Broken Crayons

By Peggy Wuenstel — One of the most important days of my life taught me that it is often what you do not see at first that is the greatest lesson of all.  I realized that I was a grown up when I learned to listen to children.

My two sons were three and five years old when I bought them their first Big Box of 64 Crayola crayons. They were entranced with the variety and sheer number of possibilities that the gift offered. We pulled each color out of the box, sorting, ordering, selecting our favorites. I’m a purple girl, where my boys lined up on the opposite sides of the red/blue debate. Just then, the telephone rang, and I left them with their new chest of colored treasure.

When I returned, only a few moments later, they had succeeded in breaking each and every one of the crayons in half. My first reaction was a hot flush of anger because they had destroyed what I had given them. To this day, I remember what happened next as a physical presence. I felt someone tugging at the back of my shirt, urging me to see what had just happened with new eyes. My faith tells me that it was a heavenly guide, urging me to listen to my better self. I took a deep breath, swallowed deeply, and sat down next to them on the playroom carpet.

I asked them why they had snapped the 64 sticks of color in half. Ryan, my five-year old, looked up into my face with shining eyes and the generous expression he has continued to show me in the succeeding quarter century.

He said with no fear of punishment, sense of guilt, or concern about my response, “Mom, you only bought one box and we wanted Nathan to have one of every color, too.”

My heart swelled with many emotions on that sunny afternoon. I felt pride in the giving hearts of my young sons, humility in the realization of how I almost reacted, and most of all, gratitude in the reminder that I received that day about the importance of listening.

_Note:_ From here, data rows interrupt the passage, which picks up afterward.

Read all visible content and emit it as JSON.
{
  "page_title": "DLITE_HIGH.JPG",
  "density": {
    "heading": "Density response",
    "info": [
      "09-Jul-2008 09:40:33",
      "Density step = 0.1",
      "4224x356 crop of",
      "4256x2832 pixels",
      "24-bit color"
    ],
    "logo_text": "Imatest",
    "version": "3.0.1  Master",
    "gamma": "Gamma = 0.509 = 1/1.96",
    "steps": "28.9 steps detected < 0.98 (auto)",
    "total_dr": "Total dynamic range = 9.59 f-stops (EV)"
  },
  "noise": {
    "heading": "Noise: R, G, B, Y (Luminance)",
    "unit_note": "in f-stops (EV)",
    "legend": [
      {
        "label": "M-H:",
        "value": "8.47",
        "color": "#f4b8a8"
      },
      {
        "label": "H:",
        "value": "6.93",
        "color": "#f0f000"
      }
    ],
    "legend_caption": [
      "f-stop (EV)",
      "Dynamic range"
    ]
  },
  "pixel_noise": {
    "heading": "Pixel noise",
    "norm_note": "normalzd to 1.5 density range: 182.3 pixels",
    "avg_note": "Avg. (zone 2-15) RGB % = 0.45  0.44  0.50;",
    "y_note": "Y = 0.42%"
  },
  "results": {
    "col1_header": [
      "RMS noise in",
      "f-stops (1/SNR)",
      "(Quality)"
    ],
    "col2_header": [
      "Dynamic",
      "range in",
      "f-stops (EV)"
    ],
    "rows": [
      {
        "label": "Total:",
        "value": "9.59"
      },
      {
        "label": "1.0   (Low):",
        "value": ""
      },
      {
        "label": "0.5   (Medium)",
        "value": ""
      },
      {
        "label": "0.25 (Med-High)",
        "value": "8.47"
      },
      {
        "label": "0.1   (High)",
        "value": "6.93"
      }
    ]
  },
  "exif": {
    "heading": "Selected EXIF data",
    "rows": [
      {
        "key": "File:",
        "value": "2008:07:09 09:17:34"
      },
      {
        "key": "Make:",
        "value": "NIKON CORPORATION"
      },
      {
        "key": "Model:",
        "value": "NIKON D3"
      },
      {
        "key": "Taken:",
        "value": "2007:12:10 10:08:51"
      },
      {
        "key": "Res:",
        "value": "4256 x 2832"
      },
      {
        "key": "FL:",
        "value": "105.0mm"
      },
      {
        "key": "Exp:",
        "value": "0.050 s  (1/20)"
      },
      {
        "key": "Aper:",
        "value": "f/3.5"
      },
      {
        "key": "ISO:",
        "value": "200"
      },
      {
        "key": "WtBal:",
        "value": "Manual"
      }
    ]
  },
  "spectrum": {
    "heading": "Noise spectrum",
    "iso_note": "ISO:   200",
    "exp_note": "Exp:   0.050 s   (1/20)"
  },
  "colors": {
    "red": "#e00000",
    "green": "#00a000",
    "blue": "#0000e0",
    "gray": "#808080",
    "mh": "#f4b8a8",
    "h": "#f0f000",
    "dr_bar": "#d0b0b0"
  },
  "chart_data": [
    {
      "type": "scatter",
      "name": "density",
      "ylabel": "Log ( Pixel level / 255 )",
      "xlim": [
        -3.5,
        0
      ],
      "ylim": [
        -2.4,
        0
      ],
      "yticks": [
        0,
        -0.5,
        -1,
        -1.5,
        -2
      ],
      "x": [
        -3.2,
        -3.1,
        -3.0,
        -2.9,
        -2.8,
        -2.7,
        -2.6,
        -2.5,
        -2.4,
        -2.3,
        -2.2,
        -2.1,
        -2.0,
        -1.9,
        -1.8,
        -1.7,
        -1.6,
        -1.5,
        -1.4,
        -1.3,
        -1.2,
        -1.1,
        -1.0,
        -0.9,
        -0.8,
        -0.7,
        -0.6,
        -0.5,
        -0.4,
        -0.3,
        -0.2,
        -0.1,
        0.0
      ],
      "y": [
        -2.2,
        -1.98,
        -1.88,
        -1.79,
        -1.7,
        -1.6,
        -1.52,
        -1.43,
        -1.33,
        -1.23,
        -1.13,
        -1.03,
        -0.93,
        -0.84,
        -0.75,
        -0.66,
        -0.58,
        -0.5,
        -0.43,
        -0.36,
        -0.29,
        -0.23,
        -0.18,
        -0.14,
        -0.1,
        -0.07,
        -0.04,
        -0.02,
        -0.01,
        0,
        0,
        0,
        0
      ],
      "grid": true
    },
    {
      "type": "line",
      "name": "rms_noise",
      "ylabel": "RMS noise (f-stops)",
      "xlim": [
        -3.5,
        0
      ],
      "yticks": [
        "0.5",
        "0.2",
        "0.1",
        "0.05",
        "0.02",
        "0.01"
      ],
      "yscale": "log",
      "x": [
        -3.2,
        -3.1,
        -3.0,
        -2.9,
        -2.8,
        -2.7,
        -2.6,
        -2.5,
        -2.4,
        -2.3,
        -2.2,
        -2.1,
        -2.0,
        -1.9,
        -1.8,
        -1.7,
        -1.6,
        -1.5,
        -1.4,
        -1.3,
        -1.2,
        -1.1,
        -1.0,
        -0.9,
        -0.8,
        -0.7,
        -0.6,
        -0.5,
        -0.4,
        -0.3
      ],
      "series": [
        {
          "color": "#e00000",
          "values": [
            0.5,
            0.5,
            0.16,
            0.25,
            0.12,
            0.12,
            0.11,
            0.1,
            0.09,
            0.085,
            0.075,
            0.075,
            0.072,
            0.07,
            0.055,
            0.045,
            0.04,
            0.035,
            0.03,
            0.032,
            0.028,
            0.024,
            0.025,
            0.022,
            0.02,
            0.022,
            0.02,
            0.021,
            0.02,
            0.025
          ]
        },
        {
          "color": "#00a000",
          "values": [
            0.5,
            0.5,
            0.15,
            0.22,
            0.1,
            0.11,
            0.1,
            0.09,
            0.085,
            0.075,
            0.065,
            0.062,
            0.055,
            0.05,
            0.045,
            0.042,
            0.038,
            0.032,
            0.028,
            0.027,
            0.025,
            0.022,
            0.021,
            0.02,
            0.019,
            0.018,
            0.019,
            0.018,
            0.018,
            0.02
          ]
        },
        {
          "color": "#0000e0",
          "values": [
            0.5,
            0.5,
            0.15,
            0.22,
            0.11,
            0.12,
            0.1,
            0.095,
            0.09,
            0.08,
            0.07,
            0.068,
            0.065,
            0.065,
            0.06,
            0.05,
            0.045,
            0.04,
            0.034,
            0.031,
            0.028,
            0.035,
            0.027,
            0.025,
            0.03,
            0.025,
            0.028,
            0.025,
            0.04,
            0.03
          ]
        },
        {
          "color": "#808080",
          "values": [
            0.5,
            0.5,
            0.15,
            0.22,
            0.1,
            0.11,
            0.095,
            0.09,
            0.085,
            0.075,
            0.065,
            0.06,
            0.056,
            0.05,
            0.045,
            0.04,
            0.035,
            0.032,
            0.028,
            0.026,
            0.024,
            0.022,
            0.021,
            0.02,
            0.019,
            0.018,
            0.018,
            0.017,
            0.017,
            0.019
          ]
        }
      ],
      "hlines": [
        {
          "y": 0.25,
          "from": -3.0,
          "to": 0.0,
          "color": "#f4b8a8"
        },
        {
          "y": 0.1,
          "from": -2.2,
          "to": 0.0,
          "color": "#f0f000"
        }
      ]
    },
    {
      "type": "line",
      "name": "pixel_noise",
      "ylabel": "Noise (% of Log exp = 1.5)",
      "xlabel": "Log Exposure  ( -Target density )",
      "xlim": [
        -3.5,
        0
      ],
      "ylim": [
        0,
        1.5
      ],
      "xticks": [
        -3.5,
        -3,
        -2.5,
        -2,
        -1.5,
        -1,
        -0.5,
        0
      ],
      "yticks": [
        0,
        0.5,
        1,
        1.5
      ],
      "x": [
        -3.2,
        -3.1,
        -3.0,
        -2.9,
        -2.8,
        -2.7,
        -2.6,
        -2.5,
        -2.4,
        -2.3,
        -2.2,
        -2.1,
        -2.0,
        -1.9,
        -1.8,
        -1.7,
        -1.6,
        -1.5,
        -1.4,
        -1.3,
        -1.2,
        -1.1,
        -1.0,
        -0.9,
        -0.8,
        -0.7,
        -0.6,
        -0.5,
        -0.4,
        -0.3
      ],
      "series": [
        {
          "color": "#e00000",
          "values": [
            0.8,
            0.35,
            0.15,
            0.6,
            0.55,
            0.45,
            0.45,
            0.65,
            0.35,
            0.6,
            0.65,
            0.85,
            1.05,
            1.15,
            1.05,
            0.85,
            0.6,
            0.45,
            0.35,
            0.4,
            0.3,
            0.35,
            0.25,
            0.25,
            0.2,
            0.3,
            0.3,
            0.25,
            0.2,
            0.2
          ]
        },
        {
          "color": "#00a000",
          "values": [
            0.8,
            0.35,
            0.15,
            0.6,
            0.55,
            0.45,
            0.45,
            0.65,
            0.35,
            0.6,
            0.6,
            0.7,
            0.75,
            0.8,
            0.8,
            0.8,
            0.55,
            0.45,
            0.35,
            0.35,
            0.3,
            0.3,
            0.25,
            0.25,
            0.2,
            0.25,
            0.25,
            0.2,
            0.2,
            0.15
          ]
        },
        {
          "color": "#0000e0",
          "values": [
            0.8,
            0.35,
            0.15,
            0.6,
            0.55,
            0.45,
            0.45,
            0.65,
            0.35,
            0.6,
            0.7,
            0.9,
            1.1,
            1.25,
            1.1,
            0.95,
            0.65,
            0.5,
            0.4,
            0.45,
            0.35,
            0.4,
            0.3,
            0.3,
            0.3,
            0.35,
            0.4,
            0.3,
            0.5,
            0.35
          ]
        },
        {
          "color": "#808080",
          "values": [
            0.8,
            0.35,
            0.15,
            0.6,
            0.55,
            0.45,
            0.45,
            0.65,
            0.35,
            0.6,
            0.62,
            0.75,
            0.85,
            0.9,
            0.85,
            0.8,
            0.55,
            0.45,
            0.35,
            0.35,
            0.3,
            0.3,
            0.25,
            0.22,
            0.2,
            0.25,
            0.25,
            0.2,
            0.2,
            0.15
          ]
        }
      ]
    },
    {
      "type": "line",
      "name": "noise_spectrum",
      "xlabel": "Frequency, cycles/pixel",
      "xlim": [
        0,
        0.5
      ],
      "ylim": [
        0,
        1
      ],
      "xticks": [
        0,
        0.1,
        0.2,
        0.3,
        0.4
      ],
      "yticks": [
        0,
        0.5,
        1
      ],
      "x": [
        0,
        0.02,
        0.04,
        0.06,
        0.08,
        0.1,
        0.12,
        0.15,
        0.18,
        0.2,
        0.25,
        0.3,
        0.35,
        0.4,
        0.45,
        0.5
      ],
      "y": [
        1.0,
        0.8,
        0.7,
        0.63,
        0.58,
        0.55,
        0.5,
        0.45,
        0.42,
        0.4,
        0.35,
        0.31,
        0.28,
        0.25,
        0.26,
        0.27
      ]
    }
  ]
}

In the years that have followed, in my roles as a mother, speech/language pathologist, conference presenter, and college instructor, I have told this story many times. It is a powerful reminder that we cannot assume that we know the meaning of words or actions unless we take the time to ask. It is an invitation to understand more deeply, participate more fully, and appreciate the joy that comes from taking the time to know each other beyond the surface. It is the revelation that the greatest lessons in life often come from the simplest sources.

I keep a can of broken crayons in both my classroom and in my home to remind me everyday that sometimes it is the broken things that help us feel the most complete, and the way we color our own world that makes it truly beautiful.

2 Responses to “Broken Crayons”


  1. 1 Berni Xiong (sh-UNG) (@BerniXiong) October 18, 2011 at 7:53 pm

    Wow, absolutely beautiful. I couldn’t help but smile every few lines. Thank you for the inspiration. Something I really needed right now. I am grateful for your story and the fact that you posted it. 🙂

    Like

  2. 2 pwuenstel October 20, 2011 at 2:57 pm

    Thanx for taking the time to comment. I hope you can tell that I really enjoy the listening! Hope that things are looking up for you.